Emiliano explained that security focuses on the fact that there is an adversary. In the presence of an adversary the system must behave how we expect. We must understand how to model the adversary in order to determine the properties that need to be maintained. We need to be able to understand what constitutes a threat. We need to determine the adversary’s resources, capability and strategy. Emiliano said that, additionally, we need to understand what we want to protect. He highlighted the importance of defining what you want to protect against.

He went on to explain that we need to consider threats versus vulnerabilities. Threats are determined by looking to who might attack, what assets might be attacked, with what goal, when/where/why and with what probability. We should take countermeasures to neutralise the threat, close the vulnerability or do both.

Emiliano argued that social engineering is emerging as one of the most popular attack methods. A security network is only as secure as its weakest link, which is usually the the network user. Insecure software depends on many different elements, including technical, economic and human factors. It is therefore very important to use a variety of methods to improve security such as improved tools, standards and metrics, education, policy and regulation.
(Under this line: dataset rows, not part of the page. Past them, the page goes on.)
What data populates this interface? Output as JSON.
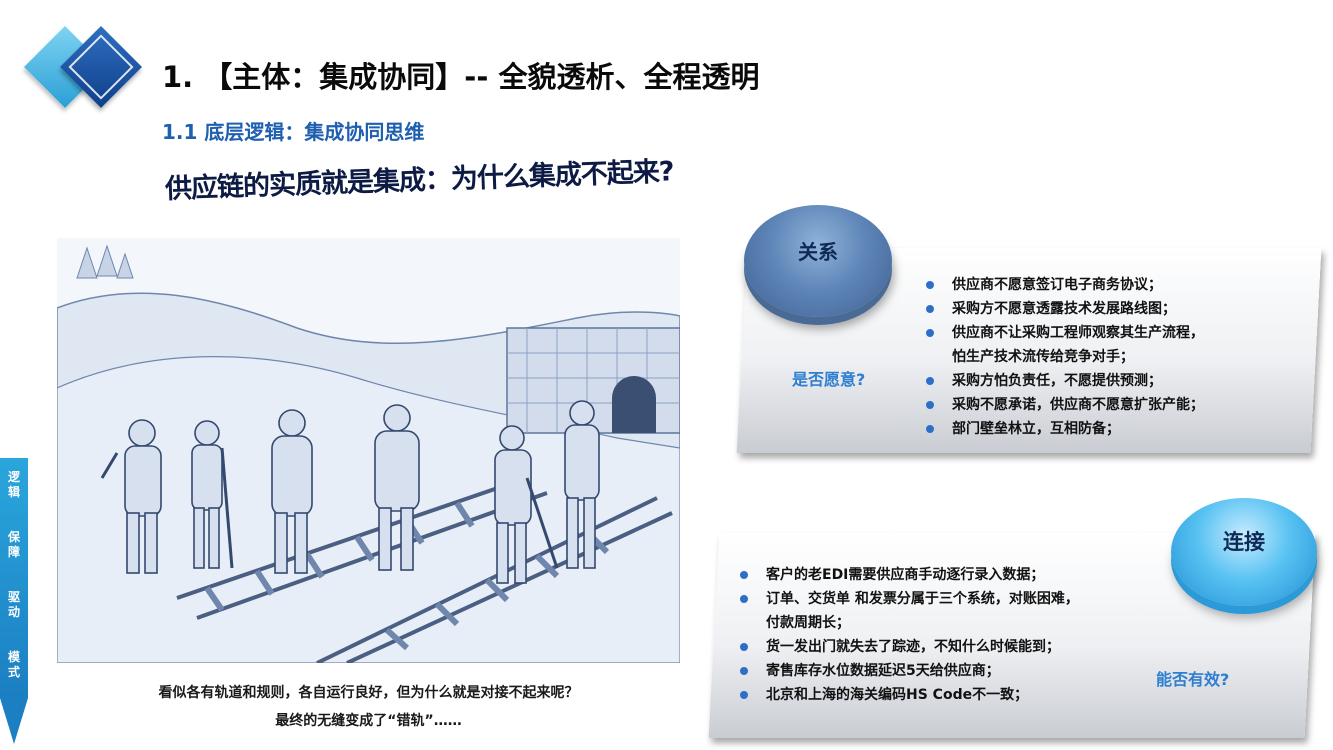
{
  "header": {
    "title": "1. 【主体：集成协同】-- 全貌透析、全程透明",
    "subtitle": "1.1 底层逻辑：集成协同思维",
    "headline": "供应链的实质就是集成：为什么集成不起来?"
  },
  "illustration": {
    "caption_line1": "看似各有轨道和规则，各自运行良好，但为什么就是对接不起来呢？",
    "caption_line2": "最终的无缝变成了“错轨”……"
  },
  "sidebar": {
    "items": [
      {
        "label": "逻辑"
      },
      {
        "label": "保障"
      },
      {
        "label": "驱动"
      },
      {
        "label": "模式"
      }
    ]
  },
  "panel_relation": {
    "bubble_label": "关系",
    "question": "是否愿意?",
    "items": [
      "供应商不愿意签订电子商务协议；",
      "采购方不愿意透露技术发展路线图；",
      "供应商不让采购工程师观察其生产流程，",
      "怕生产技术流传给竞争对手；",
      "采购方怕负责任，不愿提供预测；",
      "采购不愿承诺，供应商不愿意扩张产能；",
      "部门壁垒林立，互相防备；"
    ]
  },
  "panel_connection": {
    "bubble_label": "连接",
    "question": "能否有效?",
    "items": [
      "客户的老EDI需要供应商手动逐行录入数据；",
      "订单、交货单 和发票分属于三个系统，对账困难，",
      "付款周期长；",
      "货一发出门就失去了踪迹，不知什么时候能到；",
      "寄售库存水位数据延迟5天给供应商；",
      "北京和上海的海关编码HS Code不一致；"
    ]
  },
  "colors": {
    "accent_blue": "#1f5fb0",
    "bullet_blue": "#2f6ec7",
    "question_blue": "#2e7fd0",
    "nav_blue": "#1b7fc2"
  }
}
Emiliano highlighted that systems are often designed without security in mind. Organisations and individuals want systems to survive attacks, rather than being resilient to them. This mindset will need to change if improvements in security are to be realised.
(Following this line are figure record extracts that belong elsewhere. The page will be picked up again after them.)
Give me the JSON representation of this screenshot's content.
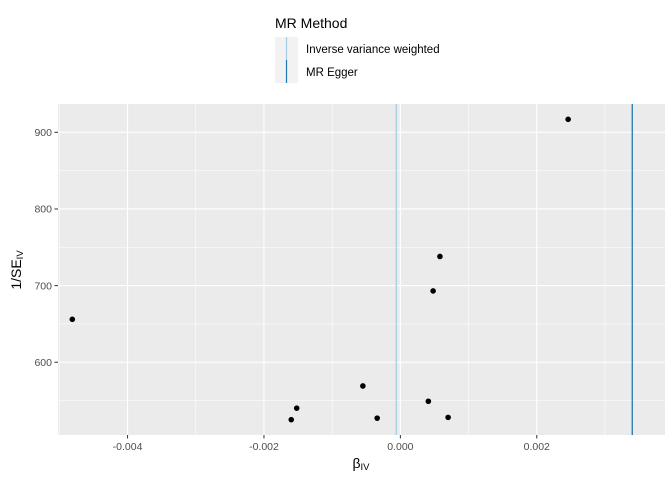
{
  "chart_data": {
    "type": "scatter",
    "title": "",
    "xlabel": "β",
    "xlabel_sub": "IV",
    "ylabel": "1/SE",
    "ylabel_sub": "IV",
    "xlim": [
      -0.00502,
      0.00388
    ],
    "ylim": [
      505,
      937
    ],
    "x_ticks": [
      -0.004,
      -0.002,
      0.0,
      0.002
    ],
    "x_tick_labels": [
      "-0.004",
      "-0.002",
      "0.000",
      "0.002"
    ],
    "y_ticks": [
      600,
      700,
      800,
      900
    ],
    "y_tick_labels": [
      "600",
      "700",
      "800",
      "900"
    ],
    "grid": true,
    "points": [
      {
        "x": -0.00481,
        "y": 656
      },
      {
        "x": -0.0016,
        "y": 525
      },
      {
        "x": -0.00152,
        "y": 540
      },
      {
        "x": -0.00055,
        "y": 569
      },
      {
        "x": -0.00034,
        "y": 527
      },
      {
        "x": 0.00041,
        "y": 549
      },
      {
        "x": 0.00048,
        "y": 693
      },
      {
        "x": 0.00058,
        "y": 738
      },
      {
        "x": 0.0007,
        "y": 528
      },
      {
        "x": 0.00246,
        "y": 917
      }
    ],
    "vlines": [
      {
        "name": "Inverse variance weighted",
        "x": -6e-05,
        "color": "#a6cee3"
      },
      {
        "name": "MR Egger",
        "x": 0.0034,
        "color": "#1f78b4"
      }
    ],
    "legend": {
      "title": "MR Method",
      "placement": "top",
      "entries": [
        "Inverse variance weighted",
        "MR Egger"
      ]
    }
  },
  "colors": {
    "panel_background": "#ebebeb",
    "grid_major": "#ffffff",
    "point": "#000000"
  }
}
Laurence Rossini’s presentation focused on how underwriters assess the risk of computer misuse and breaches of data security. Laurence explained that cyber liability policies cover two key areas: third-party liability and first-party loss. Third-party liability covers privacy liability, virus/hacking liability, IP infringement/defamation and content liability. First-party loss covers privacy breach notification, system damages, business interuption, cyber-crime and brand protection/crisis management.

Laurence explained that businesses will not be covered under their existing insurance policies for cyber-attacks. Underwriting cyber-attacks considers a company’s revenues, the data it holds, the areas it operates in and the security it implements. Individuals who have insurance are covered for negligent transmissions of viruses.

Laurence argued that lawyers need to make sure third-party providers are carrying out proper due diligence, as there is a need to pass on security standards. He highlighted that you cannot stop attackers getting into your system, but that you can limit where they go and track what they do once they are inside. Cyber insurance is therefore crucial, as it is one way to defend against cyber-attacks, and an alternative to ‘building higher walls’.

Laura Bruin is a solicitor in the IPTD team at Speechly Bircham LLP.